Ao contrário da maior parte das casas da vizinhança, a dos Nalbantoğlus tinha um jardim luxuriante a toda a volta. Era nas traseiras que a família passava quase todo o tempo ao ar livre. Era aí que penduravam pimentos vermelhos, beringelas e quiabos em cordéis para secarem ao sol, preparavam frasco atrás de frasco de molho de tomate picante e coziam cabeças de carneiro a vapor em caldeirões, no Eid al-Adha. Peri esforçava-se por não fitar os olhos do carneiro, abertos e fixos. A garganta contraía-se-lhe só de pensar que quem comesse aqueles olhos ingeriria também o horror que eles tinham visto, segundos antes de serem chacinados. A ideia perturbava-a duplamente, porque ela sabia que era o seu pai quem comeria a iguaria nessa noite, à sua mesa de raki.
Era também aí que empilhavam a lã crua e depois a arejavam, lavavam e batiam com paus antes de a enfiarem nos colchões. De vez em quando, um pedaço de lã soltava-se do resto e caía suavemente no ombro de alguém, como uma pena de um pombo atingido a tiro.
Quando Peri confessara ao pai que a lã crua lhe lembrava pássaros moribundos e que os olhos do carneiro a fixavam acusadoramente, Mensur sorrira e dera-lhe um beijo na bochecha. «Não sejas tão sensível, canimin içi1, não leves a vida tão a sério», como se ele próprio fosse diferente.

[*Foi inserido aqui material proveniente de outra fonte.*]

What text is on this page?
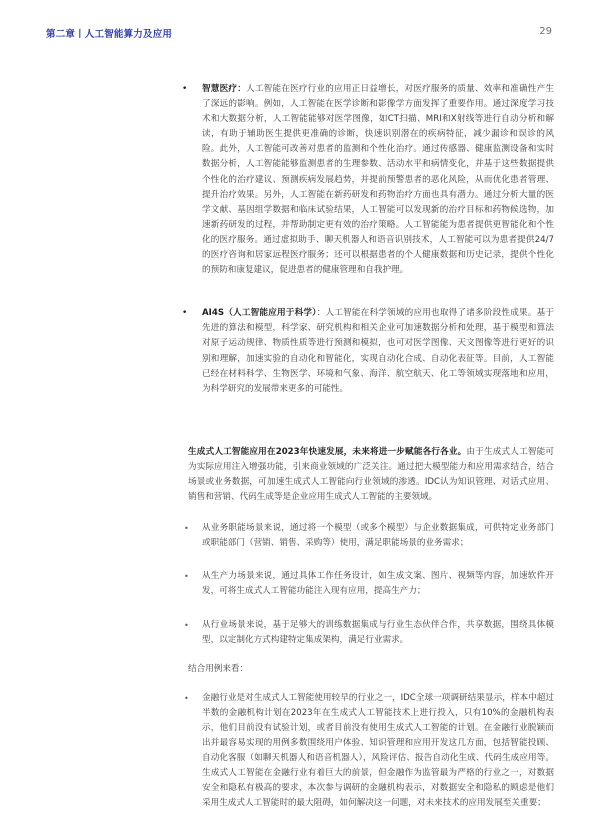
第二章丨人工智能算力及应用	29
• 智慧医疗：人工智能在医疗行业的应用正日益增长，对医疗服务的质量、效率和准确性产生了深远的影响。例如，人工智能在医学诊断和影像学方面发挥了重要作用。通过深度学习技术和大数据分析，人工智能能够对医学图像，如CT扫描、MRI和X射线等进行自动分析和解读，有助于辅助医生提供更准确的诊断，快速识别潜在的疾病特征，减少漏诊和误诊的风险。此外，人工智能可改善对患者的监测和个性化治疗。通过传感器、健康监测设备和实时数据分析，人工智能能够监测患者的生理参数、活动水平和病情变化，并基于这些数据提供个性化的治疗建议、预测疾病发展趋势，并提前预警患者的恶化风险，从而优化患者管理、提升治疗效果。另外，人工智能在新药研发和药物治疗方面也具有潜力。通过分析大量的医学文献、基因组学数据和临床试验结果，人工智能可以发现新的治疗目标和药物候选物，加速新药研发的过程，并帮助制定更有效的治疗策略。人工智能能为患者提供更智能化和个性化的医疗服务。通过虚拟助手、聊天机器人和语音识别技术，人工智能可以为患者提供24/7的医疗咨询和居家远程医疗服务；还可以根据患者的个人健康数据和历史记录，提供个性化的预防和康复建议，促进患者的健康管理和自我护理。
• AI4S（人工智能应用于科学）：人工智能在科学领域的应用也取得了诸多阶段性成果。基于先进的算法和模型，科学家、研究机构和相关企业可加速数据分析和处理，基于模型和算法对原子运动规律、物质性质等进行预测和模拟，也可对医学图像、天文图像等进行更好的识别和理解，加速实验的自动化和智能化，实现自动化合成、自动化表征等。目前，人工智能已经在材料科学、生物医学、环境和气象、海洋、航空航天、化工等领域实现落地和应用，为科学研究的发展带来更多的可能性。
生成式人工智能应用在2023年快速发展，未来将进一步赋能各行各业。由于生成式人工智能可为实际应用注入增强功能，引来商业领域的广泛关注。通过把大模型能力和应用需求结合，结合场景或业务数据，可加速生成式人工智能向行业领域的渗透。IDC认为知识管理、对话式应用、销售和营销、代码生成等是企业应用生成式人工智能的主要领域。
• 从业务职能场景来说，通过将一个模型（或多个模型）与企业数据集成，可供特定业务部门或职能部门（营销、销售、采购等）使用，满足职能场景的业务需求；
• 从生产力场景来说，通过具体工作任务设计，如生成文案、图片、视频等内容，加速软件开发，可将生成式人工智能功能注入现有应用，提高生产力；
• 从行业场景来说，基于足够大的训练数据集成与行业生态伙伴合作，共享数据，围绕具体模型，以定制化方式构建特定集成架构，满足行业需求。
结合用例来看：
• 金融行业是对生成式人工智能使用较早的行业之一，IDC全球一项调研结果显示，样本中超过半数的金融机构计划在2023年在生成式人工智能技术上进行投入，只有10%的金融机构表示，他们目前没有试验计划，或者目前没有使用生成式人工智能的计划。在金融行业脱颖而出并最容易实现的用例多数围绕用户体验、知识管理和应用开发这几方面，包括智能投顾、自动化客服（如聊天机器人和语音机器人），风险评估、报告自动化生成、代码生成应用等。生成式人工智能在金融行业有着巨大的前景，但金融作为监管最为严格的行业之一，对数据安全和隐私有极高的要求，本次参与调研的金融机构表示，对数据安全和隐私的顾虑是他们采用生成式人工智能时的最大阻碍，如何解决这一问题，对未来技术的应用发展至关重要；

Uma vedação de madeira em bruto — com estacas tão afastadas umas das outras que parecia uma boca desdentada — separava o terreno deles do mundo exterior. De todas as atividades do jardim, a preferida de Peri, a seguir aos jogos a que brincava com as outras crianças, era a lavagem coletiva dos tapetes. Ansiava por essa ocasião, que ocorria de tantos em tantos meses. O tempo tinha de estar bom, nem demasiado seco nem demasiado húmido, os tapetes suficientemente sujos e toda a gente com o estado de espírito certo.
Num desses dias, todos os tapetes e capachos foram enrolados e arrastados lá para fora e, depois, estendidos na relva, lado a lado. Feitos à mão, tecidos sem pelo ou produzidos em fábrica, eram cerca de uma dúzia para lavar. Mergulhadas num universo de nós simétricos, medalhões centrais e símbolos escondidos, as crianças da Rua do Poeta Mudo saltavam de um lado para o outro com gargalhadas estridentes, viajando através dos mares e aterrando em portos nos seus tapetes voadores.

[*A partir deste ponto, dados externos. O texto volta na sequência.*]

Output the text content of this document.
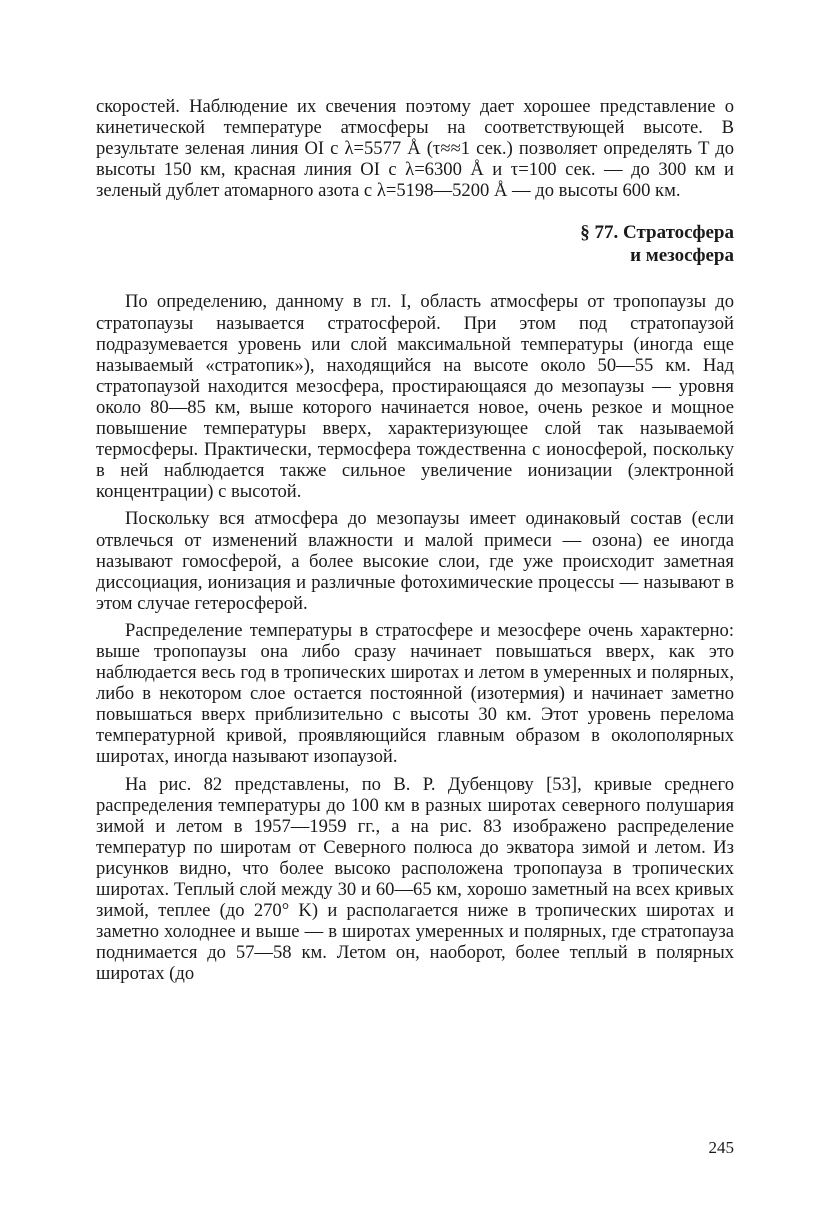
скоростей. Наблюдение их свечения поэтому дает хорошее представление о кинетической температуре атмосферы на соответствующей высоте. В результате зеленая линия OI с λ=5577 Å (τ≈≈1 сек.) позволяет определять T до высоты 150 км, красная линия OI с λ=6300 Å и τ=100 сек. — до 300 км и зеленый дублет атомарного азота с λ=5198—5200 Å — до высоты 600 км.

§ 77. Стратосфера
и мезосфера

По определению, данному в гл. I, область атмосферы от тропопаузы до стратопаузы называется стратосферой. При этом под стратопаузой подразумевается уровень или слой максимальной температуры (иногда еще называемый «стратопик»), находящийся на высоте около 50—55 км. Над стратопаузой находится мезосфера, простирающаяся до мезопаузы — уровня около 80—85 км, выше которого начинается новое, очень резкое и мощное повышение температуры вверх, характеризующее слой так называемой термосферы. Практически, термосфера тождественна с ионосферой, поскольку в ней наблюдается также сильное увеличение ионизации (электронной концентрации) с высотой.

Поскольку вся атмосфера до мезопаузы имеет одинаковый состав (если отвлечься от изменений влажности и малой примеси — озона) ее иногда называют гомосферой, а более высокие слои, где уже происходит заметная диссоциация, ионизация и различные фотохимические процессы — называют в этом случае гетеросферой.

Распределение температуры в стратосфере и мезосфере очень характерно: выше тропопаузы она либо сразу начинает повышаться вверх, как это наблюдается весь год в тропических широтах и летом в умеренных и полярных, либо в некотором слое остается постоянной (изотермия) и начинает заметно повышаться вверх приблизительно с высоты 30 км. Этот уровень перелома температурной кривой, проявляющийся главным образом в околополярных широтах, иногда называют изопаузой.

На рис. 82 представлены, по В. Р. Дубенцову [53], кривые среднего распределения температуры до 100 км в разных широтах северного полушария зимой и летом в 1957—1959 гг., а на рис. 83 изображено распределение температур по широтам от Северного полюса до экватора зимой и летом. Из рисунков видно, что более высоко расположена тропопауза в тропических широтах. Теплый слой между 30 и 60—65 км, хорошо заметный на всех кривых зимой, теплее (до 270° K) и располагается ниже в тропических широтах и заметно холоднее и выше — в широтах умеренных и полярных, где стратопауза поднимается до 57—58 км. Летом он, наоборот, более теплый в полярных широтах (до

245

Entretanto, num canto à parte, fervilhava um caldeirão de ferro forjado, destapado, sobre uma fogueira a céu aberto. De dentro dele tiraram-se tigelas de água, que depois foram despejadas nos tapetes para amaciar o tecido. A seguir, os tapetes foram ensaboados, escovados, esfregados e enxaguados. Uma e outra vez. Nem todas as mulheres participaram na lida. A mãe de Peri, por exemplo, ficou de lado, por achar o trabalho demasiado enfadonho e sujo para o seu gosto. Outras, as corajosas e as diligentes, arregaçaram as calças e as saias, de rosto corado ante a importância da sua missão, com os cabelos soltando-se dos lenços e, de pés descalços, espezinharam o pelo comprido dos tapetes como se atravessassem um campo de cevada tenra.
Nas horas que se seguiram, as crianças construíram castelos de lama; aprisionaram moscas, usando caixas de fósforos com geleia; comeram alperces (e esmagaram os caroços) e melancia (e secaram as pevides); fizeram grinaldas com agulhas de pinheiro; e perseguiram uma gata amarelada que ou era obesa ou estava gravidíssima. Quando se lhes esgotaram as coisas para fazer, ainda só um terço dos tapetes tinha sido limpo. Uma a uma, as amigas de Peri voltaram para casa, para regressarem mais tarde. Como era o seu jardim e a sua casa, Peri ficou.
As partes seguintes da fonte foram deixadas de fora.